Une infirmière allemande du Comité international de la Croix-Rouge (CICR) a été enlevée, mercredi 2 mai au soir, dans les locaux de l’organisation à Mogadiscio par des hommes en armes qui ont bénéficié de complicités internes, selon les premiers éléments de l’enquête.

« Nous sommes profondément inquiets pour la sécurité de notre collègue », a déclaré dans un communiqué Daniel O’Malley, directeur adjoint du CICR pour la Somalie. « C’est une infirmière qui travaille tous les jours pour sauver des vies et soigner les gens les plus vulnérables en Somalie », a-t-il ajouté. Le CICR a indiqué être « en contact avec les autorités pour essayer d’obtenir sa libération ».

Selon la Croix-Rouge, l’attaque a eu lieu vers 20 heures (17 heures GMT), lorsque des inconnus armés ont pénétré dans ses locaux à Mogadiscio. Des Somaliens travaillant pour le CICR à Mogadiscio ont indiqué à l’AFP que les ravisseurs avaient pénétré dans l’enceinte de l’ONG par une porte située à l’arrière et emmené de force l’infirmière dans un véhicule.

Deuxième attaque en deux semaines

Selon le porte-parole du ministère de la sécurité, les ravisseurs ont bénéficié de complicités en interne. « Il y a une enquête en cours et les premiers éléments obtenus conduisent pour le moment à penser que l’un des gardes de sécurité [des locaux du CICR] est impliqué dans l’enlèvement », a déclaré à la presse Abdilaziz Ali Ibrahim.

« Les forces de sécurité se sont mises à la poursuite des ravisseurs et ont trouvé une voiture abandonnée qui a été utilisée pour l’enlèvement », a-t-il précisé.
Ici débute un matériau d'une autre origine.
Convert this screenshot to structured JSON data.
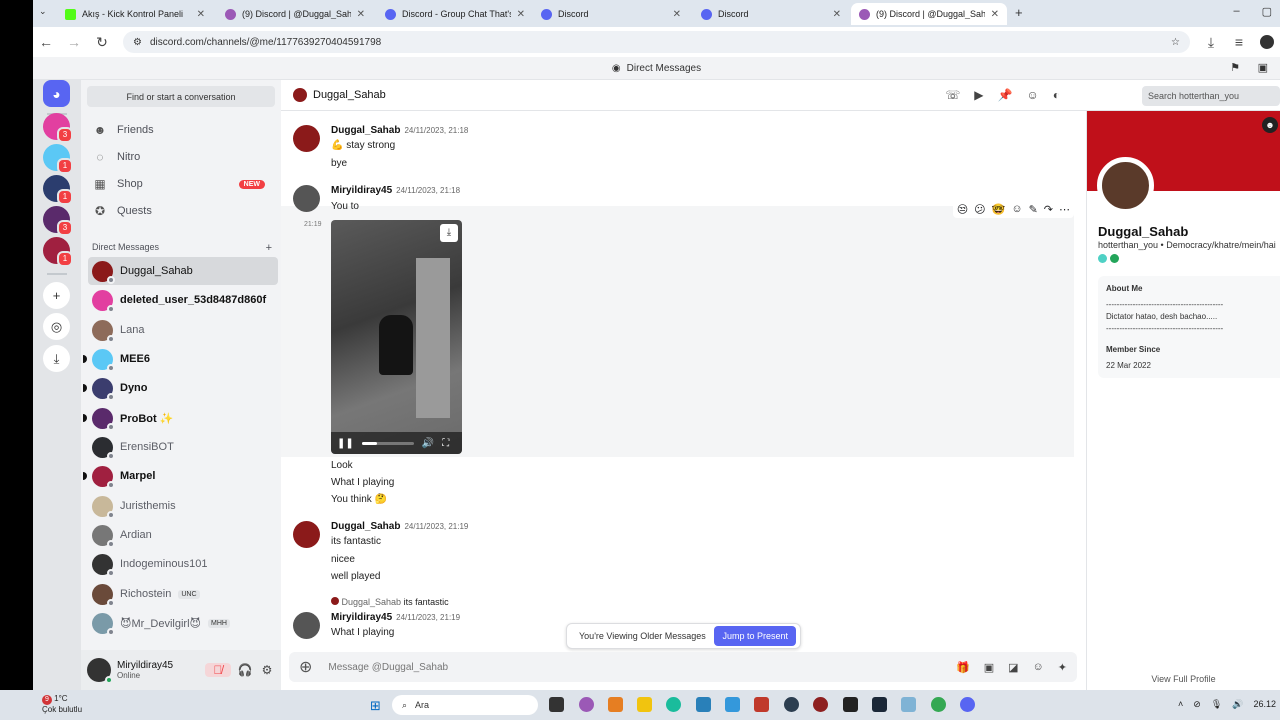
{
  "browser": {
    "tabs": [
      {
        "title": "Akış - Kick Kontrol Paneli"
      },
      {
        "title": "(9) Discord | @Duggal_Sahab"
      },
      {
        "title": "Discord - Group Chat That's All"
      },
      {
        "title": "Discord"
      },
      {
        "title": "Discord"
      },
      {
        "title": "(9) Discord | @Duggal_Sahab"
      }
    ],
    "url": "discord.com/channels/@me/1177639270404591798"
  },
  "app": {
    "top_title": "Direct Messages",
    "server_badges": [
      "3",
      "1",
      "1",
      "3",
      "1"
    ]
  },
  "sidebar": {
    "search": "Find or start a conversation",
    "nav": [
      {
        "label": "Friends",
        "icon": "friends-icon"
      },
      {
        "label": "Nitro",
        "icon": "nitro-icon"
      },
      {
        "label": "Shop",
        "icon": "shop-icon",
        "badge": "NEW"
      },
      {
        "label": "Quests",
        "icon": "quests-icon"
      }
    ],
    "dm_header": "Direct Messages",
    "dms": [
      {
        "name": "Duggal_Sahab",
        "color": "#8b1a1a"
      },
      {
        "name": "deleted_user_53d8487d860f",
        "color": "#e23fa0"
      },
      {
        "name": "Lana",
        "color": "#8d6b5a"
      },
      {
        "name": "MEE6",
        "color": "#5bc8f5"
      },
      {
        "name": "Dyno",
        "color": "#3b3d6e"
      },
      {
        "name": "ProBot ✨",
        "color": "#5a2a6b"
      },
      {
        "name": "ErensiBOT",
        "color": "#2b2d31"
      },
      {
        "name": "Marpel",
        "color": "#a02040"
      },
      {
        "name": "Juristhemis",
        "color": "#c8b89a"
      },
      {
        "name": "Ardian",
        "color": "#777777"
      },
      {
        "name": "Indogeminous101",
        "color": "#333333"
      },
      {
        "name": "Richostein",
        "color": "#6a4a3a",
        "tag": "UNC"
      },
      {
        "name": "😈Mr_Devilgirl😈",
        "color": "#7a9aa8",
        "tag": "MHH"
      }
    ],
    "user": {
      "name": "Miryildiray45",
      "status": "Online"
    }
  },
  "chat": {
    "recipient": "Duggal_Sahab",
    "search_placeholder": "Search hotterthan_you",
    "messages": [
      {
        "author": "Duggal_Sahab",
        "time": "24/11/2023, 21:18",
        "lines": [
          "💪 stay strong",
          "bye"
        ]
      },
      {
        "author": "Miryildiray45",
        "time": "24/11/2023, 21:18",
        "lines": [
          "You to"
        ]
      },
      {
        "side_time": "21:19",
        "lines": [
          "Look",
          "What I playing",
          "You think 🤔"
        ]
      },
      {
        "author": "Duggal_Sahab",
        "time": "24/11/2023, 21:19",
        "lines": [
          "its fantastic",
          "nicee",
          "well played"
        ]
      },
      {
        "reply_author": "Duggal_Sahab",
        "reply_text": "its fantastic",
        "author": "Miryildiray45",
        "time": "24/11/2023, 21:19",
        "lines": [
          "What I playing"
        ]
      }
    ],
    "video_progress": 0.3,
    "older_notice": "You're Viewing Older Messages",
    "jump_button": "Jump to Present",
    "composer_placeholder": "Message @Duggal_Sahab"
  },
  "profile": {
    "name": "Duggal_Sahab",
    "handle": "hotterthan_you • Democracy/khatre/mein/hai",
    "about_title": "About Me",
    "about_lines": [
      "--------------------------------------------",
      "Dictator hatao, desh bachao.....",
      "--------------------------------------------"
    ],
    "member_since_title": "Member Since",
    "member_since": "22 Mar 2022",
    "view_full": "View Full Profile",
    "banner_color": "#c0101a"
  },
  "taskbar": {
    "weather_temp": "1°C",
    "weather_desc": "Çok bulutlu",
    "weather_badge": "9",
    "search": "Ara",
    "clock": "26.12"
  }
}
Le véhicule en question a semble-t-il été victime d’une crevaison ou d’un problème mécanique, contraignant les kidnappeurs a en changer, selon des sources concordantes. On ignore encore si les ravisseurs ont quitté Mogadiscio ou s’ils s’y dissimulent avec leur otage.

Cet enlèvement constitue la deuxième attaque en moins de deux semaines contre un employé du CICR. Abdulhafid Yusuf Ibrahim, un Somalien qui travaillait pour l’organisation depuis cinq mois, a été tué le 25 mars dans l’explosion d’un engin piégé placé sous son véhicule alors qu’il quittait les locaux du CICR. Jeudi, le CICR a fait évacuer deux ressortissants étrangers et plusieurs employés somaliens de ses locaux, selon un membre de l’équipe qui a souhaité conserver l’anonymat.

Les enlèvements d’étrangers, souvent travailleurs humanitaires ou journalistes, se sont raréfiés ces dernières années en Somalie mais demeurent toujours une menace. Ils sont le plus souvent le fait de milices ou des islamistes radicaux chabab, qui négocient leur libération contre d’importantes rançons, parfois au terme de plusieurs années de captivité.

Guérilla et attentats-suicides

Les Chabab tentent depuis 2007 de renverser le fragile gouvernement central somalien, soutenu par la communauté internationale et par les plus de 20 000 hommes de la force de l’Union africaine, l’Amisom.

Chassés de Mogadiscio en août 2011, les Chabab ont ensuite perdu l’essentiel de leurs bastions. Mais ils contrôlent toujours de vastes zones rurales d’où ils mènent des opérations de guérilla et des attentats-suicides, jusque dans la capitale et contre des bases militaires somaliennes ou étrangères. Les organisations humanitaires internationales, qui s’appuient dans leurs équipes sur de nombreux Somaliens, sont considérées par les Chabab comme des soutiens du gouvernement fédéral.

A la différence de ceux de nombreuses ONG internationales et agences humanitaires de l’ONU opérant en Somalie, les locaux du CICR sont en ville et non pas dans l’enceinte de l’aéroport international, relativement bien protégé par les soldats de l’Amisom. L’aéroport fait office de zone verte pour des ambassades et les agences de l’ONU qui coordonnent la réponse humanitaire aux différentes crises qui secouent le pays : déplacements de population en raison du conflit, malnutrition à grande échelle liée à la situation sécuritaire, aux sécheresses à répétition ou aux inondations.

Le ministre allemand des affaires étrangères, Heiko Maas, actuellement en tournée en Afrique de l’Est, a déclaré à la presse à Addis-Abeba qu’il se refusait à commenter « toute situation d’otages ». « J’ai un immense respect pour toutes les personnes, en particulier les ressortissants allemands, qui travaillent à l’étranger pour venir en aide à d’autres populations », a ajouté M. Maas.